To manage all these points my (rough) idea is to use the content to give some substance to the world and develop the characters. To an extent this happens already in Guild Wars. The players move and gain access to new zones by accomplishing missions more than just by levelling up. Even without the need of coding a strict level system, the content can still be used to bring along the players on their journey and mark this path in a significant way.

This brings the design back to a “world” model more than an artificial ruleset that strictly imposes its will. Your access to the various parts of the game isn’t anymore defined from external rules but defined instead by logical reasons coming from the game-world. The player will move on its own journey through the story-lines, developing its character and following logical purposes. I’d leave behind the extreme linearity of Guild Wars to open up choices. So instead moving from (A) to (B) and then (C), the player should chase down his interest and explore the game-world following logical ties and interactions (discovering, exploring, making choices as an active element of the system). Instead of a strict linear progression of the content the model is to mimic the complexity of a world, with more complex ties between the parts, more choices and persistent elements that do not systematically reset.

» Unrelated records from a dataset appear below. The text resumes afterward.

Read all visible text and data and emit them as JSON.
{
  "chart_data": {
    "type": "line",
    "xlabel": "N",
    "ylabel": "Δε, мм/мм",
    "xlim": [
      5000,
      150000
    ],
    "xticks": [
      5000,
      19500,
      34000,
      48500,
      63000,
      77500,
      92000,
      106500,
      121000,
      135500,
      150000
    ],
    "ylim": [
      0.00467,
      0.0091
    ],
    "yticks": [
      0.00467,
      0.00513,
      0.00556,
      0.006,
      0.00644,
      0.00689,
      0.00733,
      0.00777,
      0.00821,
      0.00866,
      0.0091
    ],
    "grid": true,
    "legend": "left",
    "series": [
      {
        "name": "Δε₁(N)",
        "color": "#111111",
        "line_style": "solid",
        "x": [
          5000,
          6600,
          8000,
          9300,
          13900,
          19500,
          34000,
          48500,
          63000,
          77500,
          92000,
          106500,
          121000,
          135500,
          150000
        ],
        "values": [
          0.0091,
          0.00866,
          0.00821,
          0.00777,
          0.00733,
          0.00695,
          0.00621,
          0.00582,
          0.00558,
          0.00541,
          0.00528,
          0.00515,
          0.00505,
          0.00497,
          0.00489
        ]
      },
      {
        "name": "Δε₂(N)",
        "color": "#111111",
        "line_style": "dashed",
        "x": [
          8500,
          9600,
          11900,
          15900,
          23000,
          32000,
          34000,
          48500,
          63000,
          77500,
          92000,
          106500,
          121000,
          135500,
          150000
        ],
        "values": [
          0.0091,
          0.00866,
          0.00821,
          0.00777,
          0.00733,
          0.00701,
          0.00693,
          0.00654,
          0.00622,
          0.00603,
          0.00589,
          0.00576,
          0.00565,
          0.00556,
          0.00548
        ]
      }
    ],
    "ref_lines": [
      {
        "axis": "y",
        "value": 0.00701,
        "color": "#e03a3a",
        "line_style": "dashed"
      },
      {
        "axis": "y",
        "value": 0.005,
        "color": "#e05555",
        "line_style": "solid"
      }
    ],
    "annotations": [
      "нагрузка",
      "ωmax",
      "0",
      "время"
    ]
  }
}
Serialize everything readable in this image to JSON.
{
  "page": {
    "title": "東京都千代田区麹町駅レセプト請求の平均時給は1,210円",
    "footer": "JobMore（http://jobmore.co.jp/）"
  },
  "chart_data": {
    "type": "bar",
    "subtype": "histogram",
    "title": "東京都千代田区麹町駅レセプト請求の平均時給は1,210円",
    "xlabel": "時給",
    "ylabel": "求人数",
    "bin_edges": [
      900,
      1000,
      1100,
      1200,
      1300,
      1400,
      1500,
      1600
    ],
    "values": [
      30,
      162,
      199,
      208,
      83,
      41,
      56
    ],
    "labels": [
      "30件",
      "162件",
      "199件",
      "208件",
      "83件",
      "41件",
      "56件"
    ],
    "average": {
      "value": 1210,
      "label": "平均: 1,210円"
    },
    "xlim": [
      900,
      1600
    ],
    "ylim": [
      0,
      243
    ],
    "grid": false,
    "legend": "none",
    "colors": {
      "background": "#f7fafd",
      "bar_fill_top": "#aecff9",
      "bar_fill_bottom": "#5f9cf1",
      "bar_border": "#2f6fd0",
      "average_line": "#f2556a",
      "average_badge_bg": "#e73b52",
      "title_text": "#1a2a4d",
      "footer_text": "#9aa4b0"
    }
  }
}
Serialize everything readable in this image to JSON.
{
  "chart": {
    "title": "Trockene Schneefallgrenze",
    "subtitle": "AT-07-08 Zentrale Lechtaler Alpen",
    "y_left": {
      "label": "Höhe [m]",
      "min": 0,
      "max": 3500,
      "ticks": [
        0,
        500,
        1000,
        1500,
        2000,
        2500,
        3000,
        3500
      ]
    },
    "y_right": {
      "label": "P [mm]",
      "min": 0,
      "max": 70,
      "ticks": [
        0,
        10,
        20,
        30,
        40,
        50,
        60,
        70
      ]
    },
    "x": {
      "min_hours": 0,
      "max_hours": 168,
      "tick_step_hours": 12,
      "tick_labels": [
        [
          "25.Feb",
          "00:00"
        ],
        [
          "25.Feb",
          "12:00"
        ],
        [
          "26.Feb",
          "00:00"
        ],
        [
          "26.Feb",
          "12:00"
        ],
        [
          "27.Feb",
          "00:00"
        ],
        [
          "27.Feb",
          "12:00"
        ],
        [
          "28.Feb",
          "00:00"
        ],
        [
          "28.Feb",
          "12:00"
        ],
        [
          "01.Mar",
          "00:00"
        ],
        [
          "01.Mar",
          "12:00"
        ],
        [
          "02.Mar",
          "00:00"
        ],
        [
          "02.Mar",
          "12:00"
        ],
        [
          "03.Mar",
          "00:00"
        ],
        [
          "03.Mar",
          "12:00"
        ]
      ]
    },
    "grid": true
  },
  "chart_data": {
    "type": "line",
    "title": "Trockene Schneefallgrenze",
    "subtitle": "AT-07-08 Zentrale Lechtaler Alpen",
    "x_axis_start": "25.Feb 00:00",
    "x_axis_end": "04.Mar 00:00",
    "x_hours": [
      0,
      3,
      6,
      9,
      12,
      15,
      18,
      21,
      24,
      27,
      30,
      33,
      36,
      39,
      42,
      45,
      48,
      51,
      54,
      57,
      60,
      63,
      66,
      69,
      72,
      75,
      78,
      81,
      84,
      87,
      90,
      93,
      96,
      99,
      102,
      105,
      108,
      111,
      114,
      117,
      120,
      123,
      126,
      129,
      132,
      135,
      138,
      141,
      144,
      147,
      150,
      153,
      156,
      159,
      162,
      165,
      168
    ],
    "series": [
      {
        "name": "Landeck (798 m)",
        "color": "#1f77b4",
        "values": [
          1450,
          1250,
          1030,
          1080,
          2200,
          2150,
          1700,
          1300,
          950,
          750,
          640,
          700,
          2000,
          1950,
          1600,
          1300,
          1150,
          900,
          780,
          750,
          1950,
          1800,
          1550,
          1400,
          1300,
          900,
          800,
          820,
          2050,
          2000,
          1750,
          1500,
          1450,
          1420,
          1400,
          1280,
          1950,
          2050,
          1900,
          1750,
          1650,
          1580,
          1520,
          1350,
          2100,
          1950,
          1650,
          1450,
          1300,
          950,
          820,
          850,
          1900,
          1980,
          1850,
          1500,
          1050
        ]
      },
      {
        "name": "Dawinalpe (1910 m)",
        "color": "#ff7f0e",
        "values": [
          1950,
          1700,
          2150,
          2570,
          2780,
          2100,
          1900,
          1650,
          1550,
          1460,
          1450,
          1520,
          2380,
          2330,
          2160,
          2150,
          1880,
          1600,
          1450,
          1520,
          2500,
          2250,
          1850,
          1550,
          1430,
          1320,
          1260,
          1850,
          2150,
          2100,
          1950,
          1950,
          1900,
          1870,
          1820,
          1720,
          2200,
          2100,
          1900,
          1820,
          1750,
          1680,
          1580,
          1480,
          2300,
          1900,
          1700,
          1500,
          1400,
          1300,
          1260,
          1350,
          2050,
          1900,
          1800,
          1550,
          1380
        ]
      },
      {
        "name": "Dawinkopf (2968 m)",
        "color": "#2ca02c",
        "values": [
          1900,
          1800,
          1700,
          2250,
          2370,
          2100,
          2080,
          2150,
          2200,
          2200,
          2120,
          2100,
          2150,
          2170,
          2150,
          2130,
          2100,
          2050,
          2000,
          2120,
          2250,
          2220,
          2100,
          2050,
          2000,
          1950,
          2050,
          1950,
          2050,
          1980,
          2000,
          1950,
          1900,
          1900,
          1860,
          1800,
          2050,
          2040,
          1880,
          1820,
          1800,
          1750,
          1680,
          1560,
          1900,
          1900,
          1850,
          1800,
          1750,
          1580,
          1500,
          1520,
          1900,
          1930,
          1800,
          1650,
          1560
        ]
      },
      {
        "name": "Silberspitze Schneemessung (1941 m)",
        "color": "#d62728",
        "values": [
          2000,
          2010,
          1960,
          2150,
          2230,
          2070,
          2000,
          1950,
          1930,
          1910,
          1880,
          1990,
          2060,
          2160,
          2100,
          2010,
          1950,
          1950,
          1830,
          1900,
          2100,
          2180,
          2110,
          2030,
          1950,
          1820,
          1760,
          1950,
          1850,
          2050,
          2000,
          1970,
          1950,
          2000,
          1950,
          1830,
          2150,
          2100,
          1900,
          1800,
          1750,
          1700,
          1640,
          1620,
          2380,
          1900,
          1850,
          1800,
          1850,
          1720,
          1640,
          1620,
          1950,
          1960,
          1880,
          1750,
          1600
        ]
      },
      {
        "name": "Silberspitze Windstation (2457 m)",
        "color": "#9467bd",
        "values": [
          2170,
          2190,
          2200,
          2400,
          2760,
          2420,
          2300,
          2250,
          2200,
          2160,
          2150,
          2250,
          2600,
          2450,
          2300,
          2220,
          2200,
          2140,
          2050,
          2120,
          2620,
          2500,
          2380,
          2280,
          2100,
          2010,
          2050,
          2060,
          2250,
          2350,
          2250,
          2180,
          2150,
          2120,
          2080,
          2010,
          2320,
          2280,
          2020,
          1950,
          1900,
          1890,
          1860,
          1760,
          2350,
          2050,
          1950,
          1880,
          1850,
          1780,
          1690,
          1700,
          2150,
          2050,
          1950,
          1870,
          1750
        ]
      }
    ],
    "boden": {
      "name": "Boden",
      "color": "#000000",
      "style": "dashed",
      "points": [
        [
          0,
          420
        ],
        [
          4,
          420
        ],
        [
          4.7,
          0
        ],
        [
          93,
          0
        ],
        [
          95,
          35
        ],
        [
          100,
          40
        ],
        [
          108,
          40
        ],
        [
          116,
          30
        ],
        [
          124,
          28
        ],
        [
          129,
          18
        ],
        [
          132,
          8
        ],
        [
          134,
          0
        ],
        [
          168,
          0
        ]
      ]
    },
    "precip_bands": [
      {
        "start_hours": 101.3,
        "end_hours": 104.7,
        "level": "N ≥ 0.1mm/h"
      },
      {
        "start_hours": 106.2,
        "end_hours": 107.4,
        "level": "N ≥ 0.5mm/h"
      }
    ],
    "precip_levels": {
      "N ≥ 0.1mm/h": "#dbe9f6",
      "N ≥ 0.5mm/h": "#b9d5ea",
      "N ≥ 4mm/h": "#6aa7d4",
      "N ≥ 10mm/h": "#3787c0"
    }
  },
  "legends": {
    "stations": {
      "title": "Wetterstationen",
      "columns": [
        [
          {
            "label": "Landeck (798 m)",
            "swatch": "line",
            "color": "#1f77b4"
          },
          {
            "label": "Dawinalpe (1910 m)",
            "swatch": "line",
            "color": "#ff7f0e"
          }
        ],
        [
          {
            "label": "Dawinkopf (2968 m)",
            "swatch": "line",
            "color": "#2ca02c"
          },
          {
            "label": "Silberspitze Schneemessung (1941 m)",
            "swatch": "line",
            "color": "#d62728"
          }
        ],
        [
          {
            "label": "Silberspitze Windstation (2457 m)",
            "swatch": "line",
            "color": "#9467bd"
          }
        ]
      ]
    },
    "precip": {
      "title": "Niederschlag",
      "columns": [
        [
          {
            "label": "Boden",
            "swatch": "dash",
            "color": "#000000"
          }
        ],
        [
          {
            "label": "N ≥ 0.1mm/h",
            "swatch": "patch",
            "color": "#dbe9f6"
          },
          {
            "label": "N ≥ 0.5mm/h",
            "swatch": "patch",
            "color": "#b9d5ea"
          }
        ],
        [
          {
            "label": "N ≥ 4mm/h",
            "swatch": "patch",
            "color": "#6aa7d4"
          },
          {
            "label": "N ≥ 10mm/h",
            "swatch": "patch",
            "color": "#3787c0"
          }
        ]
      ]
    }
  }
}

This idea is a compromise between the two approaches, in order to collect the qualities of both and minimize the limits. From a side the artificial walls (levels) between the players are removed, from the other the content is built in a logic, believable way to bring in a definite progression that can be recognized and used. At the same time moving away from an artificial linear progression of content (as seen in Guild Wars) to chase instead a model where the simulation of the “world” is consistent with what happens and where the progression from a point to another is subject to logic, self-consistent ties. Opening up choices and non-linear (but logic and natural) progress.

Reducing even more: from a side the artificial walls and boundaries are removed, from the other they are progressively rebuilt in order to recreate and respect the natural (complex) behaviour of a “world”.